Tem uma configuração natural que o coloca como a terceira melhor região portuária do mundo. Seu movimento gira em torno de 400 mil toneladas/ano.
Os principais produtos de importação: barrilha, sulfato de sódio, malte, cevada, trigo, produtos siderúrgicos, máquinas e equipamentos, bobinas de fio de aço e cargas gerais. Exportação: veículos, peças, máquinas e equipamentos, virtualhas, produtos siderúrgicos e cargas gerais.
Conforme Decreto da Presidência de 28 de agosto de 2007, a área do Porto Organizado de São Sebastião, no estado de São Paulo, é constituída:
a) Pelas instalações portuárias terrestres no Município de São Sebastião, no Estado de São Paulo, tais como cais, píeres de atracação, armazéns, pátios, edificações em geral, vias e passeios, e terrenos ao longo das faixas marginais, abrangidos pela poligonal da área do porto organizado, incorporados ou não ao patrimônio do Porto Organizado de São Sebastião, e pela infra-estrutura de proteção e acessos aquaviários, nela compreendida o canal de acesso, as bacias de evolução e as áreas de fundeio.

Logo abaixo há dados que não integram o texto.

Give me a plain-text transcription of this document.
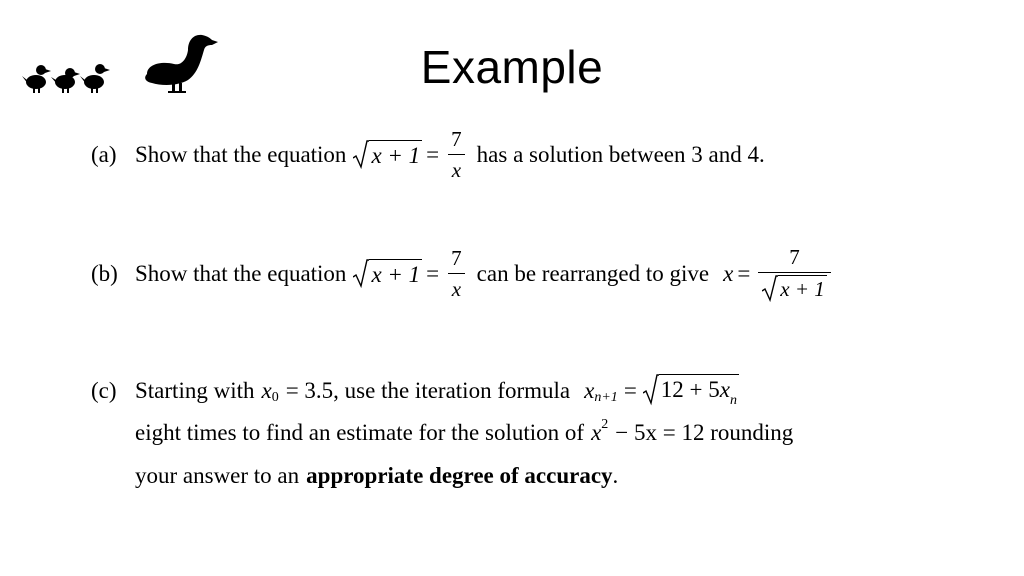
Example
(a) Show that the equation $x + 1 = \frac{7}{x}$ has a solution between 3 and 4.
(b) Show that the equation $x + 1 = \frac{7}{x}$ can be rearranged to give $x = \frac{7}{x + 1}$
(c) Starting with x 0 = 3.5, use the iteration formula x $n+1 = 12 + 5x_n$
eight times to find an estimate for the solution of x 2 − 5x = 12 rounding
your answer to an appropriate degree of accuracy .
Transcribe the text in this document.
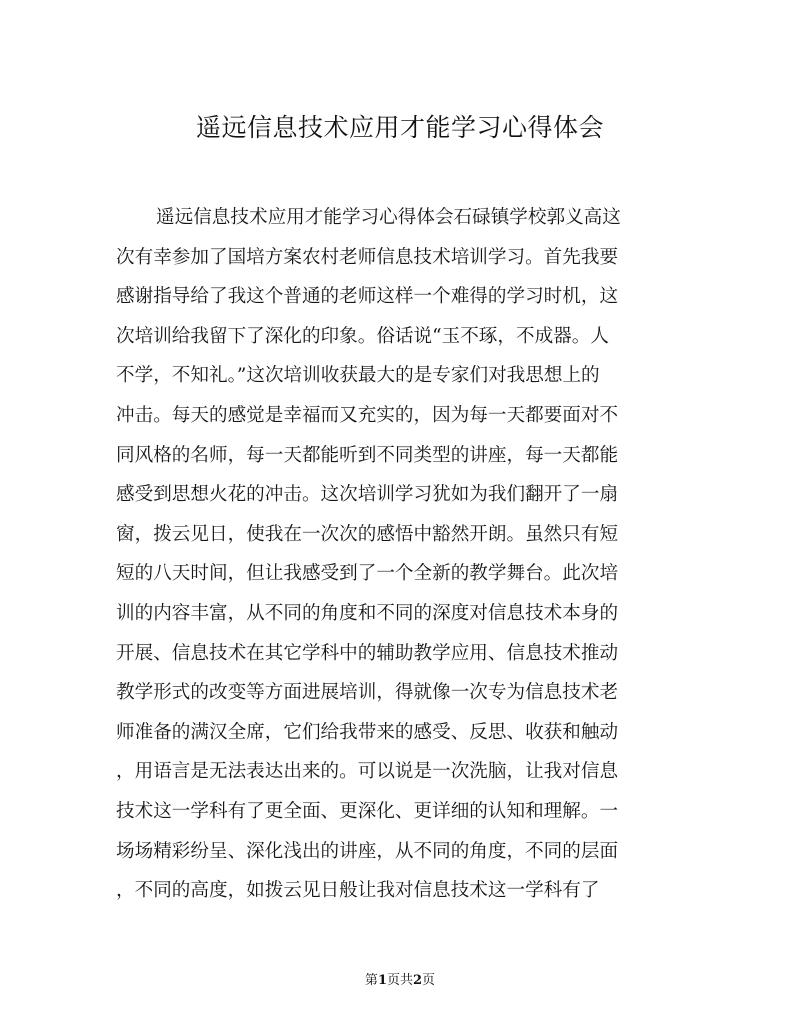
遥远信息技术应用才能学习心得体会
遥远信息技术应用才能学习心得体会石碌镇学校郭义高这
次有幸参加了国培方案农村老师信息技术培训学习。首先我要
感谢指导给了我这个普通的老师这样一个难得的学习时机，这
次培训给我留下了深化的印象。俗话说“玉不琢，不成器。人
不学，不知礼。”这次培训收获最大的是专家们对我思想上的
冲击。每天的感觉是幸福而又充实的，因为每一天都要面对不
同风格的名师，每一天都能听到不同类型的讲座，每一天都能
感受到思想火花的冲击。这次培训学习犹如为我们翻开了一扇
窗，拨云见日，使我在一次次的感悟中豁然开朗。虽然只有短
短的八天时间，但让我感受到了一个全新的教学舞台。此次培
训的内容丰富，从不同的角度和不同的深度对信息技术本身的
开展、信息技术在其它学科中的辅助教学应用、信息技术推动
教学形式的改变等方面进展培训，得就像一次专为信息技术老
师准备的满汉全席，它们给我带来的感受、反思、收获和触动
，用语言是无法表达出来的。可以说是一次洗脑，让我对信息
技术这一学科有了更全面、更深化、更详细的认知和理解。一
场场精彩纷呈、深化浅出的讲座，从不同的角度，不同的层面
，不同的高度，如拨云见日般让我对信息技术这一学科有了
第1页共2页
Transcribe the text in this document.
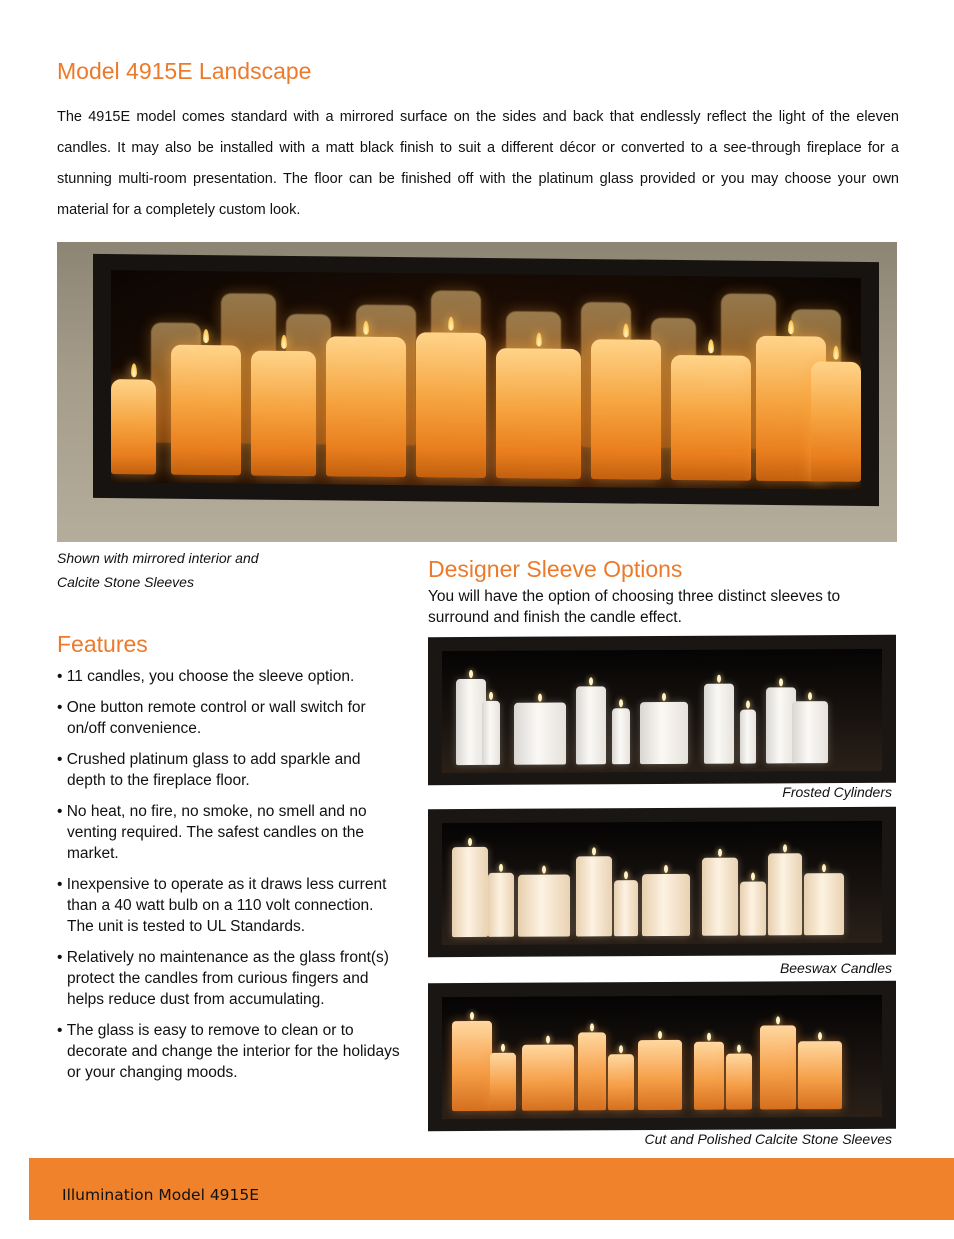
Model 4915E Landscape

The 4915E model comes standard with a mirrored surface on the sides and back that endlessly reflect the light of the eleven candles. It may also be installed with a matt black finish to suit a different décor or converted to a see-through fireplace for a stunning multi-room presentation. The floor can be finished off with the platinum glass provided or you may choose your own material for a completely custom look.

Shown with mirrored interior and
Calcite Stone Sleeves	Designer Sleeve Options

You will have the option of choosing three distinct sleeves to surround and finish the candle effect.

Features
• 11 candles, you choose the sleeve option.
• One button remote control or wall switch for on/off convenience.
• Crushed platinum glass to add sparkle and depth to the fireplace floor.
• No heat, no fire, no smoke, no smell and no venting required. The safest candles on the market.
• Inexpensive to operate as it draws less current than a 40 watt bulb on a 110 volt connection. The unit is tested to UL Standards.
• Relatively no maintenance as the glass front(s) protect the candles from curious fingers and helps reduce dust from accumulating.
• The glass is easy to remove to clean or to decorate and change the interior for the holidays or your changing moods.

Frosted Cylinders

Beeswax Candles

Cut and Polished Calcite Stone Sleeves

Illumination Model 4915E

b) A delimitação da área do Porto Organizado de São Sebastião inicia-se no ponto A, definido pelas coordenadas 45º27'48" W e 23º52'36" S, prossegue em sentido Nordeste pelo limite esquerdo do canal de acesso até o ponto B, definido pelas coordenadas 45º24'30" W e 23º49'44" S, prossegue em sentido Oeste até o ponto C, definido pelas coordenadas 45º24'42" W e 23º49'30" S, prossegue em sentido Norte pela linha da costa até o ponto D, definido pelas coordenadas 45º23'54" W, e 23º47'30" S (interseção do paralelo 23º47'30" S com a linha da costa), prossegue em sentido Leste até o ponto E, definido pelas coordenadas 45º22'51" W e 23º47'30" S, prossegue em sentido Nordeste até o ponto F, definido pelas coordenadas 45º21'48" W e 23º 44' 00" S, prossegue em sentido Leste até o ponto G, definido pelas coordenadas 45º21'00" W e 23º44'00" S, prossegue em sentido Sudoeste , pela margem do canal até o ponto H, definido pelas coordenadas 45º27'36" W e 23º52'48" S e deste liga-se ao ponto inicial fechando a poligonal.
É representada por um trecho do Vale do Paraíba, destacando-se os municípios paulistas de São José dos Campos, Taubaté, Pindamonhangaba, Guaratinguetá e Cruzeiro, pela Região Metropolitana da Grande São Paulo, e por parte da região do ABC, Mogi das Cruzes, Sorocaba, Campinas, Piracicaba e estado de Goiás.
Oferece duas barras de entrada demarcadas pelos faróis, respectivamente, da Ponta das Canas, no norte, e da Ponta das Selas, no sudoeste da ilha de São Sebastião. A primeira, barra norte, possui 550m de largura e profundidade de 18m; e a segunda, barra sul, largura de 300m, com profundidade de 25m. Os canais de acesso correspondentes dispõem, respectivamente, de largura e profundidade de 500m e 18m (norte) e 300m e 25m (sul), num total de 22,8km de extensão.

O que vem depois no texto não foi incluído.